A prefeitura irá recorrer da decisão, já confirmaram o prefeito Melo e o secretário de Meio Ambiente, Urbanismo e Sustentabilidade, Germano Bremm. Por se tratar de sentença, o
recurso dará início a um novo processo junto ao órgão colegiado imediatamente superior - neste caso, o Tribunal de Justiça. Ainda assim, a prefeitura dependerá de uma liminar ou uma nova sentença, reformando a anterior, para se ver livre da obrigação de refazer a escolha dos conselheiros cuja eleição está considerada inválida.
Insistir em recorrer fará com que a revisão do Plano Diretor fique em suspenso, já que o seu trâmite está ligado ao Conselho. Também deixarão de ser realizadas as reuniões que analisam projetos especiais de segundo grau - nome dado pela lei a empreendimentos que geram impacto no seu entorno e, por isso, dependem da apresentação de um estudo de viabilidade urbanística (EVU) e da sua aprovação para seguir.
Além da sentença da semana passada, movida em março de 2024 para contestar a eleição do Conselho, segue tramitando na primeira instância o
processo de 2023 que forçou a prefeitura a realizar a eleição.
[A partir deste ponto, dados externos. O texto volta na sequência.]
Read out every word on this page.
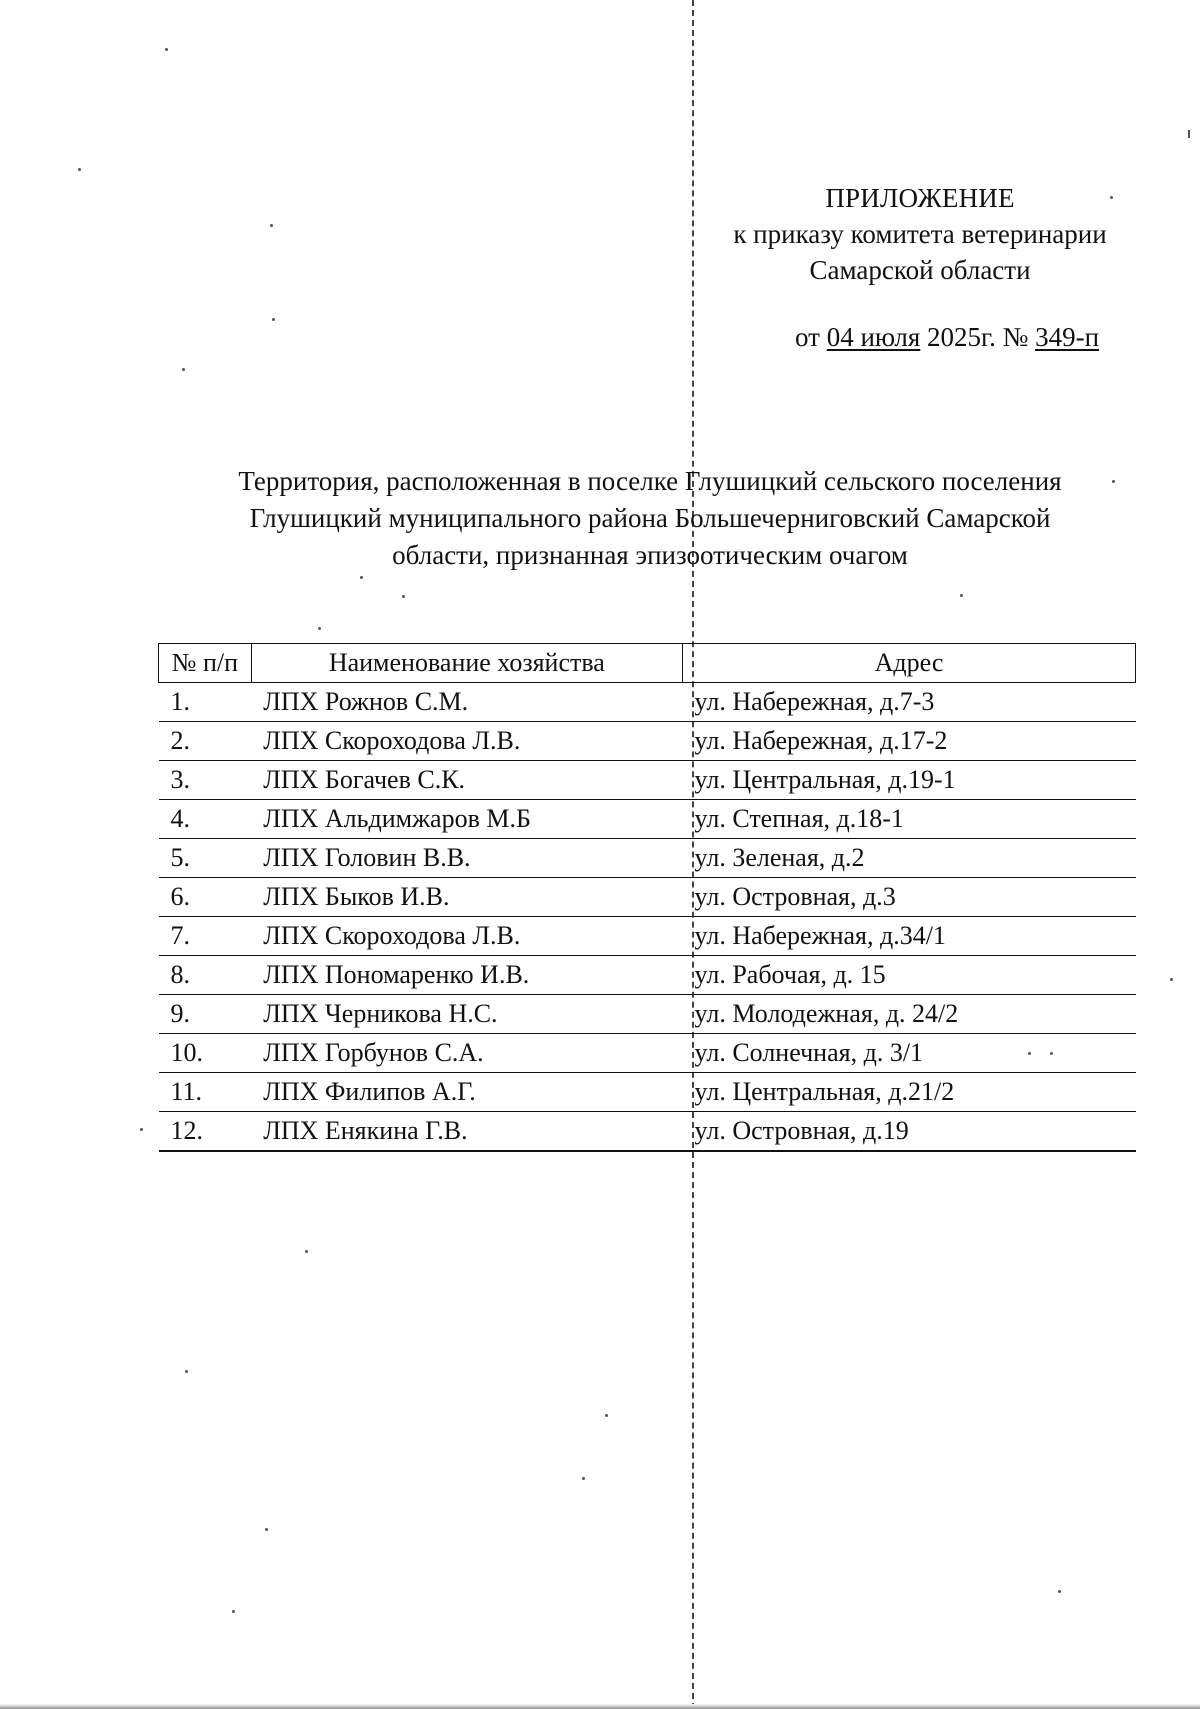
ПРИЛОЖЕНИЕ
к приказу комитета ветеринарии
Самарской области
от 04 июля 2025г. № 349-п
Территория, расположенная в поселке Глушицкий сельского поселения
Глушицкий муниципального района Большечерниговский Самарской
области, признанная эпизоотическим очагом
№ п/п	Наименование хозяйства	Адрес
1.	ЛПХ Рожнов С.М.	ул. Набережная, д.7-3
2.	ЛПХ Скороходова Л.В.	ул. Набережная, д.17-2
3.	ЛПХ Богачев С.К.	ул. Центральная, д.19-1
4.	ЛПХ Альдимжаров М.Б	ул. Степная, д.18-1
5.	ЛПХ Головин В.В.	ул. Зеленая, д.2
6.	ЛПХ Быков И.В.	ул. Островная, д.3
7.	ЛПХ Скороходова Л.В.	ул. Набережная, д.34/1
8.	ЛПХ Пономаренко И.В.	ул. Рабочая, д. 15
9.	ЛПХ Черникова Н.С.	ул. Молодежная, д. 24/2
10.	ЛПХ Горбунов С.А.	ул. Солнечная, д. 3/1
11.	ЛПХ Филипов А.Г.	ул. Центральная, д.21/2
12.	ЛПХ Енякина Г.В.	ул. Островная, д.19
No fim daquele ano, uma
liminar atendeu ao pedido para que fosse realizado o pleito, tendo em vista que a prorrogação do mandato dos conselheiros que assumiram em 2018 não encontrava respaldo legal nem no regimento do colegiado.
Em ambos os processos, há outro ponto que preocupa o poder público: a validade de atos da revisão, assim como se os processos de EVUs votados e aprovados pelo Conselho entre meados de 2020 e 2023, período das sucessivas prorrogações, e em 2024, quando atuaram os conselheiros cuja eleição foi invalidada. Até a tarde desta terça-feira a prefeitura de Porto Alegre não havia sido formalmente notificada da decisão de que a eleição foi invalidada parcialmente.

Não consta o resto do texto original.